На банкете, данном знаменитому английскому гостю петроградскою печатью, я в наивной уверенности, что Уэллс человек, лишь противовольно ослепляемый коммунистической компанией Горького, попробовал раскрыть ему глаза речью, в которой разоблачал окружающую его ложь и пытался изобразить истинный ужас положения русского общества и русских писателей в особенности. Откровенно признаюсь, что говорил я не только для чествуемого, но и для чествующих, потому что из предшествовавших ораторов, запуганных председательством и властными одергиваниями Горького, лишь один Питирим Сорокин позволил себе выйти из приторно-хвалебного льстивого "юбилейного" тона и сказал несколько сдержанных, но дельных, горьких, смелых слов. Речь моя произвела впечатление ошеломляющей дерзости. Какими-то таинственными путями она нашла громкий отклик в европейской печати. С заметным неудовольствием, однако, не мог не отметить ее в книге своей и Уэллс. Среди моих друзей не было человека, который не пророчил бы мне если не расстрела, то вечного заточения. Со мною прощались, как с покойником. И, однако, Чека опять сконфузилось, пришипилось, предпочло не заметить.

Зато ближайшею весною меня, жену мою и старшего сына продержали на Шпалерной слишком месяц по фантастическому обвинению в соучастии по организации Кронштадтского восстания. Между тем мы в нем не только не участвовали, но не имели о нем ни малейшего представления до тех пор, пока не объявила о нем стенными афишами и уличными бюллетенями сама советская власть. Что и следователю (г. Карусь) было очень хорошо известно и ясно. Восстание послужило только предлогом расплатиться по счетам за Ленина, М. Горького и Уэллса, о которых опять-таки не было упомянуто ни словом.

Тюрьма наша (она отчасти изображена в очерках жены моей "Птицы в клетке") построена была при императоре Александре II с расчетом на 600 заключенных. Большевики втиснули в нее 3500. Сомневаюсь, чтобы из них хоть сотня-другая знали сколько-нибудь определенно причину своего ареста и заключения. Все сознавали себя случайными жертвами трусливого произвола, который охраняет себя по системе заложничества, забирая в неволю и муча бездейственные массы парализованного общества, в расчете их пленом, страданиями и смертною угрозою устрашить и привести в нерешительность активных врагов большевицкой узурпации. Царские охранки при всех своих подлостях все-таки до подобной низости как будто не доходили.
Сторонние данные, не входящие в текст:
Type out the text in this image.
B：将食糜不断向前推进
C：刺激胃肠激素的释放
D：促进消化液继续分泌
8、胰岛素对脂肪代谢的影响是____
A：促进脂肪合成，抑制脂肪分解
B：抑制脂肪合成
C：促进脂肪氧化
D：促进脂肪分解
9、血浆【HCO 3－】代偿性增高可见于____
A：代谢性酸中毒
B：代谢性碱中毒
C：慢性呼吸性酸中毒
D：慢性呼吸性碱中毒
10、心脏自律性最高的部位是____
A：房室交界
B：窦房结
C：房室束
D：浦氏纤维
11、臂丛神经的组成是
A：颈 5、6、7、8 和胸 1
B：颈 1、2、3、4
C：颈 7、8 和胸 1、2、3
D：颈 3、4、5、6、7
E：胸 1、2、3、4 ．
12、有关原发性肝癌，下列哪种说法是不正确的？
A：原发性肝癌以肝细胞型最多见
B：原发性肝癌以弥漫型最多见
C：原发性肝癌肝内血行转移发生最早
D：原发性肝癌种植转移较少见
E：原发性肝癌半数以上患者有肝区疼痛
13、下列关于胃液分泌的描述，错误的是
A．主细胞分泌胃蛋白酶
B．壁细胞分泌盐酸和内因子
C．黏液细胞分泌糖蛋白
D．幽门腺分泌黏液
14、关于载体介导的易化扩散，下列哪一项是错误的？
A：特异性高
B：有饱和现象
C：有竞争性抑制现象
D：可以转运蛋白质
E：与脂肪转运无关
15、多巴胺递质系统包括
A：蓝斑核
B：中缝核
Наши сторожа то и дело угрожали нам, что в случае, если кронштадтские инсургенты двинутся на Петроград, все заключенные в тюрьмах будут перерезаны. Этою целью они объясняли необычную стоянку во дворе тюрьмы отряда вооруженных коммунистов. Возможно, что врали, -- тем более что разведчики, якобы проникшие к коммунистам, уверяли, будто те обещают:

-- Не бойтесь, никого не тронем, всех выпустим.

Однако угрозы действовали. Тюрьма была далека от геройского настроения. Напротив. Я имел несчастие быть свидетелем, как в страхе за свою жизнь люди очень порядочные и заведомо враждебные большевикам, с ненавистью жаждущие их падения, тем не менее рыдали, рвали на себе волосы и проклинали кронштадтских инсургентов, зачем те не сдаются и своим героическим упорством держат на волоске их драгоценную жизнь. А когда Кронштадт пал, общее явное огорчение неудачею инсуррекции [Вооруженного восстания (от лат. insurrectio -- восстание).] не могло скрыть в глазах большинства тайного восторга, что теперь, значит, отпадает кошмарный страх тюремной бойни. О том, что в Кронштадте будут расстреляны тысячи героев, самоотверженно устремившихся к нашему общему освобождению от самого мерзкого гнета, какой когда-либо терпела наша родина, -- о том бедные двуногие крысы в тюремной ловушке не хотели, не позволяли себе помнить!

Печатается по: За свободу! 1922. 23 ноября. Воспроизводится только раздел III публицистического цикла, другие разделы не носят мемуарного характера и не включены в данную републикацию.